5. Juli 2026, 8:14 Uhr | Lesezeit: 4 Minuten
Schlaf ist überlebenswichtig. Mehr noch: Erholsamer Schlaf entscheidet über viele Nuancen unseres Wohlbefindens. Er schützt vor Krankheiten, macht uns stressresistenter, sorgt für schöne Haut und Haare und ist essenziell für ein gesundes Körpergewicht sowie das Erreichen von Fitnesszielen. Wir tun also gut daran, unseren Alltag so zu gestalten, dass ausreichender und qualitativer Schlaf möglich ist. Smartwatches und Tracker können dabei helfen. Doch wann wird die Schlafüberwachung zu viel – und kippt in eine ungesunde Besessenheit, auch Orthosomnie genannt?
Zu wenig Schlaf ist ungesund, zu viel aber auch. Zu häufiges Aufwachen und Wachliegen in der Nacht mindern die Schlafqualität. Zahlreiche Studien möchten über den optimalen Schlaf aufklären, sorgen zugleich bei vielen Menschen aber für Verunsicherung – und eine Art Schlafstress. Ähnlich wie ihre täglichen Schritte oder die Menge an Kalorien, die sie zu sich nehmen, tracken sie nun auch minutiös ihren Schlaf.
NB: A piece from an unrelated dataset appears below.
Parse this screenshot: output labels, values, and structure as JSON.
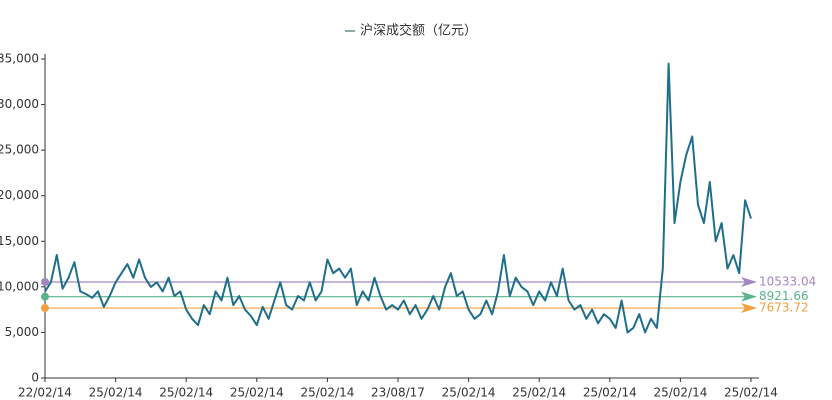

Wie viele Stunden waren es in der Nacht? Was sagt der Tracker über die Schlafphasen und die Schlafqualität? Wer sich ständig um seinen Schlaf Gedanken macht, könnte womöglich bereits in den Bereich der Orthosomnie gerutscht sein.
Was ist Orthosomnie?
Geprägt wurde der Begriff von Dr. Kelly Glazer Baron von der University of Utah Health. Sie ist klinische Psychologin mit einer Zusatzausbildung in Verhaltensschlafmedizin und beschrieb 2017 einige Fallbeispiele.1
Gemeinsam mit ihrem Forschungsteam berichtete Glazer Baron von drei Patienten, die ihre Schlafqualität stark anhand der Daten kommerzieller Schlaftracker beurteilten und dadurch zunehmend auf „perfekten Schlaf“ fixiert waren. Das psychologische Phänomen, sich übermäßig mit vermeintlich optimalem Schlaf zu beschäftigen, nannten die Autoren Orthosomnie.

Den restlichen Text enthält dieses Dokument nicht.